Social enterprise is a business that, rather than focused on making money, tries to address a social problem in addition to or in place of making as large a profit as possible. Businesses of this kind have a double bottom line: they need to be both financially sustainable and able to have a definite positive impact on a societal issue, whether that relates to economic well-being, health or human rights. But social enterprise is also good for the economy. It isn’t impossible for profit-motivated businesses to make a social impact, but there is always the risk of their producing negative externalities; social enterprise, in contrast (and by definition), produces positive externalities. Some of these negative externalities or outcomes, like waste, come about because of consumption, while other externalities, like factory carbon emissions, arise from production. In both the developing and the developed world, these negative externalities hold back economies from achieving their productive potential, and this can lead to societal problems. When poor governance or corporate mismanagement create these externalities, social enterprise has the power to correct them.

Last month, the British government published a report estimating there are 471,000 social enterprises in the UK and that 1.44 million people are employed by the sector. Nearly all social enterprise employers generated a surplus or profit in the same year, compared to three-quarters of SME employers. These social enterprise employers also reported higher levels of innovation, were more open to advice and guidance, and were more optimistic when it came to their longer-term growth prospects. This is hugely encouraging. We now have some of the brightest young minds in the world devoting their mental energies to solving social issues. On top of this, the technology to make real and meaningful change to the lives of the poorest and most vulnerable now exists.

The whole of the Western world stands to benefit if this trend towards social enterprise becomes a dominant feature in economic life. For that to happen, there has to be a reconsideration of our core economic principles. Instead of focusing on wealth creation we need to focus on job creation. This is something that microfinanciers have understood for decades. ‘Social businesses flourish thanks to microfinance loans,’ Muhammed Yunus, Nobel Peace Prize winner, said recently. ‘People are born to be entrepreneurs, but this nature gets constrained in a system that teaches them to be merely job-seekers, limiting job creation to a privileged few. Some people would fulfil that natural inclination by starting businesses that don’t have wealth accumulation as their only goal, if only they thought doing so were an acceptable measure of success.’

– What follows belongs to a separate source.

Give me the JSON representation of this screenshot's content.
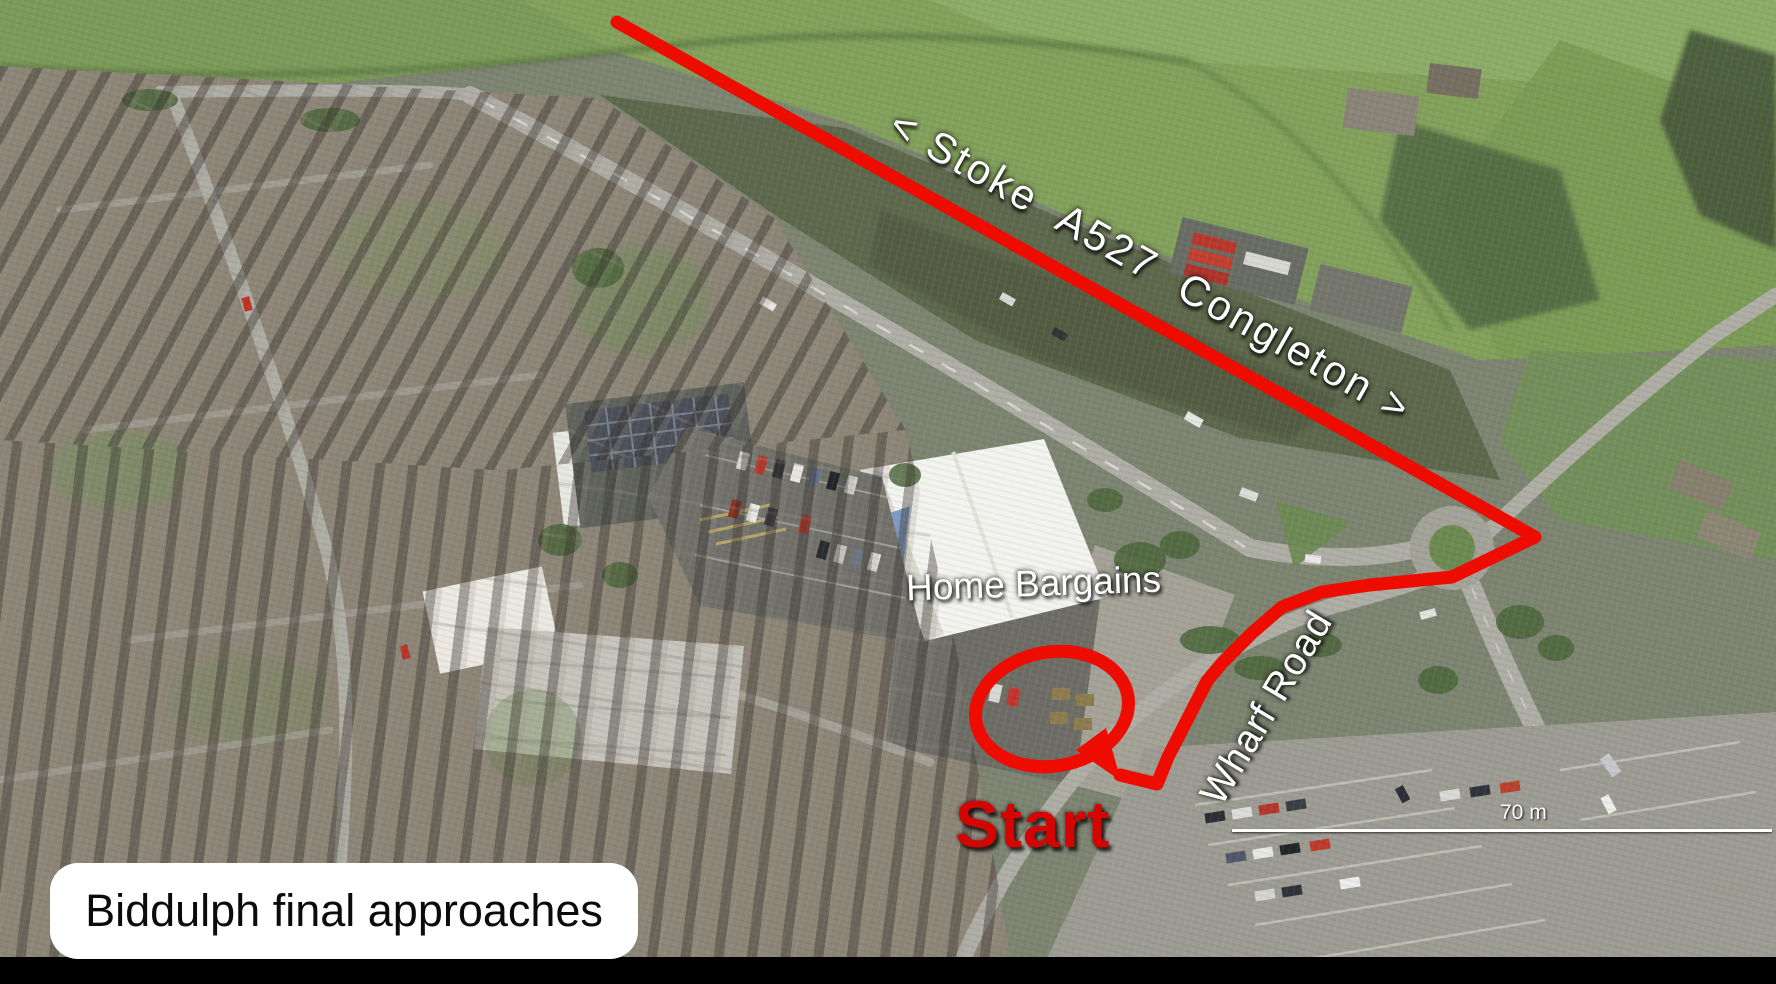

Changing our definition of economic success takes time, but the incentives are already in place: there is a rapidly growing body of evidence that suggests that Private Equity funds that observe environmental, social and governance (ESG) standards in their strategies tend to outperform those that don’t by a wide margin. ‘Investors are finding that if they are good to the planet and good to people, they also end up, on average, benefitting themselves,’ an article in the FT read last month.

We seem to be in the middle of a paradigm shift. Our perception of business and enterprise and the landscape, from blockchain to ICOs to social enterprise, is changing with it. We need to continue this push against Profit-first, exploitative business and decide to use our cash to better the world. After all, social enterprise is good for the economy, not just society.